Feldman Fine Arts became a haven for performance and conceptual art that other dealers and galleries would not represent or show. In 1972, the gallery held Hannah Wilke’s debut solo exhibition "in which the artist displayed a suite of her anatomically-allusive wall-mounted sculptures." The gallery was an early proponent of art that featured themes of women's rights, politics, the environment, and war.

In 1974, Feldman worked with Joseph Beuys, offering him gallery space, but instead creating a ten-day lecture tour titled "Energy Plan for the Western Man". The tour started with a public lecture held at The New School. This was the first time Beuys expounded on his ideas of social sculpture in America. At the time he was refusing to travel to the U.S. in protest of the Vietnam war.

In 1975, Chris Burden performed White Light/White Heat at the Feldman Gallery. In this performance Burden spent twenty-two days in the gallery without eating or speaking. The Feldman Gallery was also the first to exhibit works by the Russian-born duo Vitaly Komar and Alexander Melamid which it did by smuggling work out of the Soviet Union and displaying it in 1976. Though the art was exhibited, the artists were stopped by Soviet authorities from attending the exhibition.

During the 1980s, Feldman collaborated closely with Pop artist Andy Warhol, a frequent visitor to the gallery. Together, they conceptualized and published several of Warhol's most notable late-career print portfolios, including Ten Portraits of Jews of the Twentieth Century (1980), Myths (1981), Endangered Species (1983), Ads (1985), and Moonwalk (1987).

The Gallery moved locations to Mercer Street in SoHo in 1982. After a year at both locations, they consolidated to just the Mercer Street location. In the 1980s the Gallery also held exhibitions by Ida Applebroog, Ilya Kabakov, Todd Siler, Nancy Chunn, Joseph Beuys, and Eleanor Antin among others.

The gallery has continued to mount exhibitions by artists such as Roxy Paine, Pepón Osorio, and Cassils. In 2017, Cassils "staged an exhibition in which they collected 200 gallons of urine, in a commentary on how the Trump administration had stripped transgender students of their legal right to use bathrooms that best fit their chosen gender identities."

In 2017, the name officially changed to Ronald Feldman Gallery.
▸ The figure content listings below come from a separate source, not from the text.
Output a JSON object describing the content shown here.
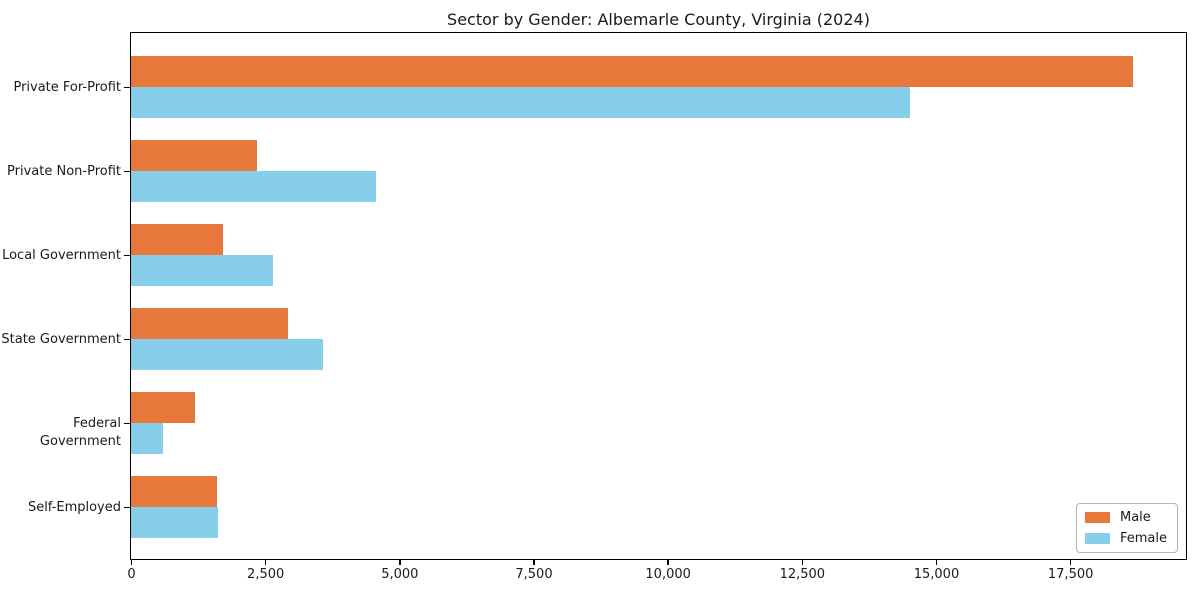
{
  "chart_data": {
    "type": "bar",
    "orientation": "horizontal",
    "title": "Sector by Gender: Albemarle County, Virginia (2024)",
    "categories": [
      "Private For-Profit",
      "Private Non-Profit",
      "Local Government",
      "State Government",
      "Federal Government",
      "Self-Employed"
    ],
    "series": [
      {
        "name": "Male",
        "color": "#E8773B",
        "values": [
          18670,
          2340,
          1720,
          2920,
          1190,
          1600
        ]
      },
      {
        "name": "Female",
        "color": "#87CEEB",
        "values": [
          14510,
          4570,
          2650,
          3570,
          590,
          1620
        ]
      }
    ],
    "xlabel": "",
    "ylabel": "",
    "xlim": [
      0,
      19640
    ],
    "xticks": [
      0,
      2500,
      5000,
      7500,
      10000,
      12500,
      15000,
      17500
    ],
    "xtick_labels": [
      "0",
      "2,500",
      "5,000",
      "7,500",
      "10,000",
      "12,500",
      "15,000",
      "17,500"
    ],
    "grid": false,
    "legend_position": "lower right",
    "colors": {
      "background": "#FFFFFF",
      "spine": "#000000",
      "text": "#1A1A1A",
      "legend_border": "#B4B4B4"
    }
  }
}
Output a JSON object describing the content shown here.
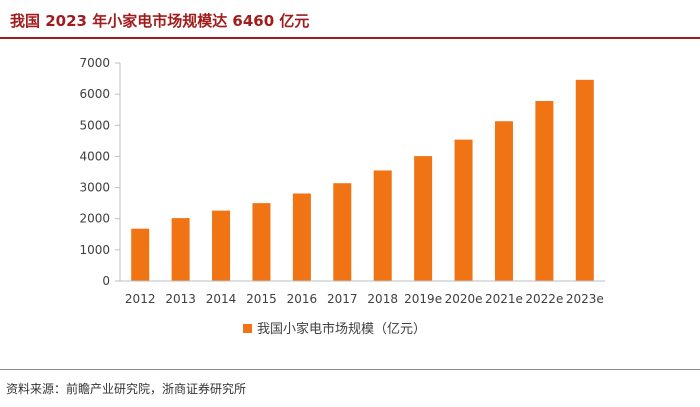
{
  "header": {
    "title": "我国 2023 年小家电市场规模达 6460 亿元"
  },
  "footer": {
    "source": "资料来源：前瞻产业研究院，浙商证券研究所"
  },
  "colors": {
    "bar": "#f07314",
    "title": "#a11c1c",
    "axis": "#bfbfbf"
  },
  "chart_data": {
    "type": "bar",
    "title": "",
    "xlabel": "",
    "ylabel": "",
    "categories": [
      "2012",
      "2013",
      "2014",
      "2015",
      "2016",
      "2017",
      "2018",
      "2019e",
      "2020e",
      "2021e",
      "2022e",
      "2023e"
    ],
    "series": [
      {
        "name": "我国小家电市场规模（亿元）",
        "values": [
          1680,
          2020,
          2260,
          2500,
          2810,
          3140,
          3550,
          4010,
          4540,
          5130,
          5780,
          6460
        ]
      }
    ],
    "ylim": [
      0,
      7000
    ],
    "yticks": [
      0,
      1000,
      2000,
      3000,
      4000,
      5000,
      6000,
      7000
    ],
    "grid": false,
    "legend_position": "bottom-center"
  }
}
The gallery is now run by Feldman's son, Mark Feldman.

== Political involvement ==
Ronald Feldman advocated for art and artists in many ways. One was to be active in the political sphere. In the 1990s he was appointed by President Bill Clinton to serve on the National Council on the Arts which he did for five years. Feldman served on many boards as well including the boards of The New School’s Vera List Center (VLC) for Art and Politics, Creative Capital, People for the American Way, and the Art Dealers Association of America.

Feldman joined the VLC Advisory Committee in 1992 and was an inaugural member. He was affiliated with the Committee for 30 years. He supported many of the VLC programming including Sustaining Democracy, debates on the National Endowment of the Arts and the "decency clause", and forums on the American electoral system.